State park in Burke County, North Carolina, United States

South Mountains State Park is a North Carolina state park in Burke County, North Carolina in the United States. Located near Connellys Springs, North Carolina, it covers 20949 acre and includes part of the South Mountains, the highest peaks in the foothills of the Blue Ridge Mountains. High Shoals Falls is the park's most visited feature.

==History==
The South Mountains, carved out of the Blue Ridge by erosion, are a broad belt of peaks and knobs rising abruptly from a deep valley. These steep, rugged mountains encompass 100,000 acres (404 km^{2}) in Burke, Cleveland and Rutherford counties.

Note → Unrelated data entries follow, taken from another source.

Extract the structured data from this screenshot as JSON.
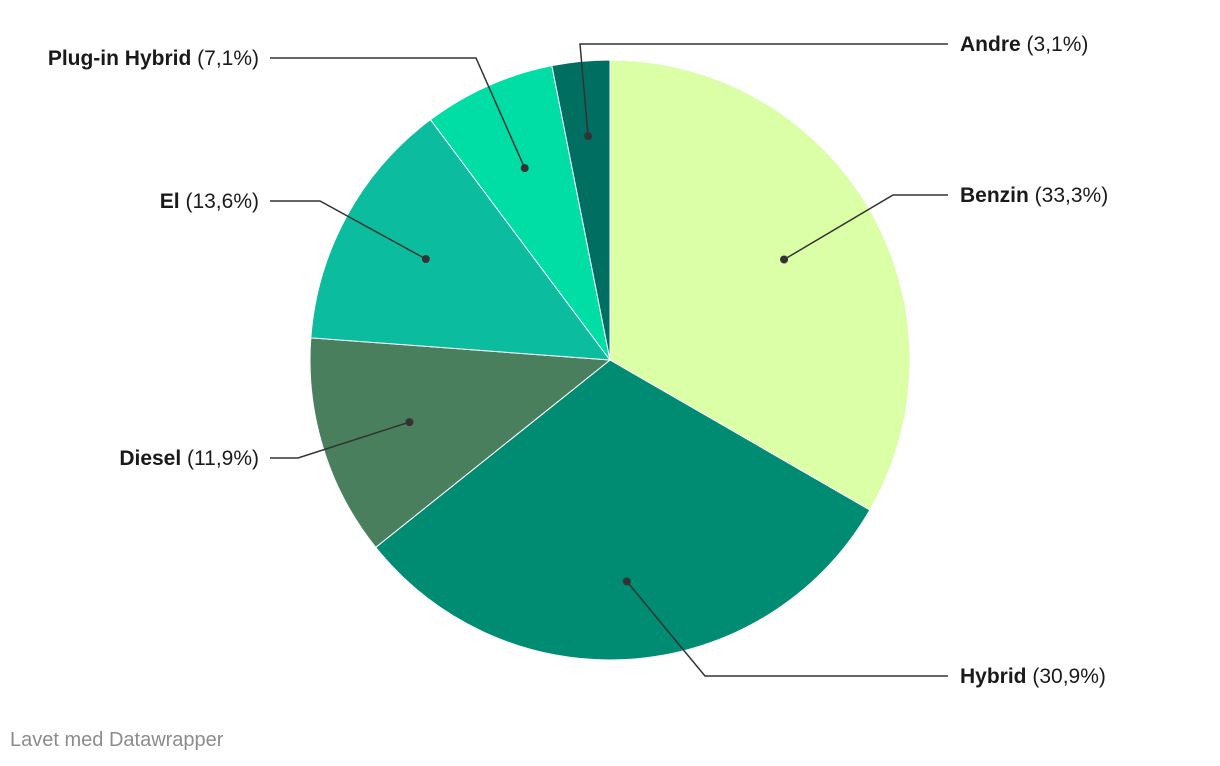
{
  "chart_data": {
    "type": "pie",
    "slices": [
      {
        "label": "Benzin",
        "value": 33.3,
        "value_text": "(33,3%)",
        "color": "#dbffa6"
      },
      {
        "label": "Hybrid",
        "value": 30.9,
        "value_text": "(30,9%)",
        "color": "#008c72"
      },
      {
        "label": "Diesel",
        "value": 11.9,
        "value_text": "(11,9%)",
        "color": "#4a7f5e"
      },
      {
        "label": "El",
        "value": 13.6,
        "value_text": "(13,6%)",
        "color": "#0cbc9e"
      },
      {
        "label": "Plug-in Hybrid",
        "value": 7.1,
        "value_text": "(7,1%)",
        "color": "#00dea6"
      },
      {
        "label": "Andre",
        "value": 3.1,
        "value_text": "(3,1%)",
        "color": "#006f62"
      }
    ],
    "start_angle": "12 o'clock",
    "direction": "clockwise"
  },
  "footer": {
    "credit": "Lavet med Datawrapper"
  }
}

The Catawba Valley and the gaps across the mountain ranges to the west were once major travel routes. The South Mountains served as a buffer zone between the Cherokee and the Catawba Indians, and the first European settlers in the area farmed the fertile land along the Catawba River.

In 1828, gold was discovered at Brindle Creek. Legend holds that gold flakes and grains were first discovered in the mud used to seal a log cabin. The ensuing gold rush attracted immigrants, mining companies and slave owners. Gold was mined into the early 20th century, but activity in the gold mines eventually declined. Development of land in what is now South Mountains State Park began in the 1930s when Camp Dryer, a Civilian Conservation Corps (CCC) camp, was established at Enola. Those employed at the camp constructed forest service roads, cleaned stream beds and built a forest observation tower. The Lower and Upper CCC roads are still in use at the park today.

The park was established as a result of recommendations made by a National Park Service study conducted in coordination with the state of North Carolina. Though proposals for the park began in the 1940s, it was not until 1974 that funds were appropriated to purchase the land. The first land acquisition totaled 5779 (23.39 km^{2}) acres. Additional land has since been added, bringing the park to its present size of 20,949 acres (84.78 km^{2}).

While most of the high points average approximately 2000 feet (609 m) in elevation, Buzzard's Roost towers some 3000 feet (914 m) above the surrounding landscape. Elevations within the park itself range from less than 1200 feet (365 m) at points along Jacob's Fork River to 3,000 feet (914 m) on Buzzard's Roost along the park's western boundary.

Water winding through the park to the Catawba River cuts deep into the terrain, forming rugged and steep slopes. A significant feature in the park is High Shoals Falls on Jacob's Fork River. Here, a torrent of water drops 80 feet (24 m) over a cliff face of bare rock.

==Recreation==
The park's recreational features include 47 miles of hiking trails, 17 miles of biking trails, and 25 miles equestrain trails plus opportunities for fishing, picnicking, and tent and trailer camping.